M. A... a été admis au bénéfice de l'aide juridictionnelle totale par une décision du 24 août 2020.
Vu les autres pièces du dossier.
Vu :
- la convention européenne de sauvegarde des droits de l'homme et des libertés fondamentales ;
- la convention internationale relative aux droits de l'enfant ;
- le code de l'entrée et du séjour des étrangers et du droit d'asile ;
- la loi n° 91-647 du 10 juillet 1991 ;
- le décret n° 2020-1717 du 28 décembre 2020 ;
- le code de justice administrative.
La présidente de la formation de jugement a dispensé le rapporteur public, sur sa proposition, de prononcer des conclusions à l'audience.
Les parties ont été régulièrement averties du jour de l'audience.
Le rapport de M. B... a été entendu au cours de l'audience publique.
Considérant ce qui suit :
1. M. A..., ressortissant guinéen né le 1er février 1992, déclare être entré en France le 1er juin 2016. Sa demande d'asile a été rejetée par une décision du directeur de l'Office français de protection des réfugiés et apatrides du 30 août 2018, confirmée le 11 février 2020 par la Cour nationale du droit d'asile. Par un arrêté du 26 février 2020, le préfet du Cher l'a obligé à quitter le territoire français et a fixé le pays à destination duquel il pourra être renvoyé d'office. M. A... relève appel du jugement du 7 juillet 2020 par lequel le tribunal administratif d'Orléans a rejeté son recours tendant à l'annulation de cet arrêté.

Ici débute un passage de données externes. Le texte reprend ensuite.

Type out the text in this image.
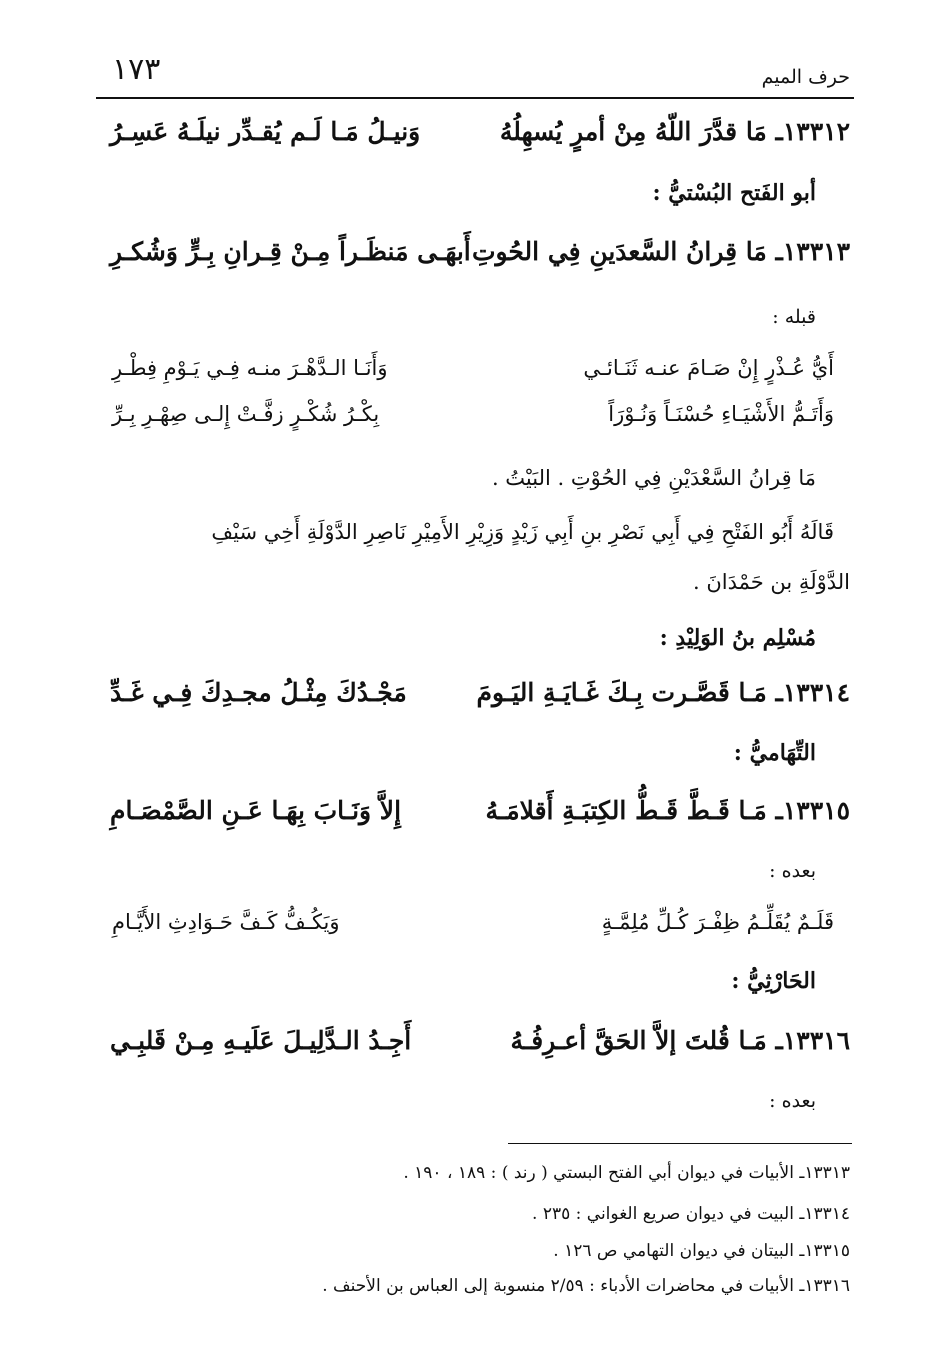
١٧٣	حرف الميم
١٣٣١٢ـ مَا قدَّرَ اللّهُ مِنْ أمرٍ يُسهِلُهُ
وَنيـلُ مَـا لَـم يُقـدِّر نيلَـهُ عَسِـرُ
أبو الفَتح البُسْتيُّ :
١٣٣١٣ـ مَا قِرانُ السَّعدَينِ فِي الحُوتِ
أَبهَـى مَنظَـراً مِـنْ قِـرانِ بِـرٍّ وَشُكـرِ
قبله :
أَيُّ عُـذْرٍ إِنْ صَـامَ عنـه ثَنَـائـي
وَأَنَـا الـدَّهْـرَ منـه فِـي يَـوْمِ فِطْـرِ
وَأَتَـمُّ الأَشْيَـاءِ حُسْنَـاً وَنُـوْرَاً
بِكْـرُ شُكْـرٍ زفَّـتْ إِلـى صِهْـرِ بِـرِّ
مَا قِرانُ السَّعْدَيْنِ فِي الحُوْتِ . البَيْتُ .
قَالَهُ أَبُو الفَتْحِ فِي أَبِي نَصْرِ بنِ أَبِي زَيْدٍ وَزِيْرِ الأَمِيْرِ نَاصِرِ الدَّوْلَةِ أَخِي سَيْفِ
الدَّوْلَةِ بن حَمْدَانَ .
مُسْلِم بنُ الوَلِيْدِ :
١٣٣١٤ـ مَـا قَصَّـرت بِـكَ غَـايَـةِ اليَـومَ
مَجْـدُكَ مِثْـلُ مجـدِكَ فِـي غَـدِّ
التِّهَاميُّ :
١٣٣١٥ـ مَـا قَـطَّ قَـطُّ الكِتبَـةِ أَقلامَـهُ
إِلاَّ وَنَـابَ بِهَـا عَـنِ الصَّمْصَـامِ
بعده :
قَلَـمٌ يُقَلِّـمُ ظِفْـرَ كُـلِّ مُلِمَّـةٍ
وَيَكُـفُّ كَـفَّ حَـوَادِثِ الأَيَّـامِ
الحَارْثِيُّ :
١٣٣١٦ـ مَـا قُلتَ إلاَّ الحَقَّ أعـرِفُـهُ
أَجِـدُ الـدَّلِيـلَ عَلَيـهِ مِـنْ قَلبِـي
بعده :
١٣٣١٣ـ الأبيات في ديوان أبي الفتح البستي ( رند ) : ١٨٩ ، ١٩٠ .
١٣٣١٤ـ البيت في ديوان صريع الغواني : ٢٣٥ .
١٣٣١٥ـ البيتان في ديوان التهامي ص ١٢٦ .
١٣٣١٦ـ الأبيات في محاضرات الأدباء : ٢/٥٩ منسوبة إلى العباس بن الأحنف .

2. Aux termes de l'article 8 de la convention européenne de sauvegarde des droits de l'homme et des libertés fondamentales : " 1° Toute personne a droit au respect de sa vie privée et familiale, de son domicile et de sa correspondance ; 2° Il ne peut y avoir ingérence d'une autorité publique dans l'exercice de ce droit que pour autant que cette ingérence est prévue par la loi et qu'elle constitue une mesure qui, dans une société démocratique, est nécessaire à la sécurité nationale, à la sûreté publique, au bien-être économique du pays, à la défense de l'ordre et à la prévention des infractions pénales, à la protection de la santé ou de la morale, ou à la protection des droits et libertés d'autrui ".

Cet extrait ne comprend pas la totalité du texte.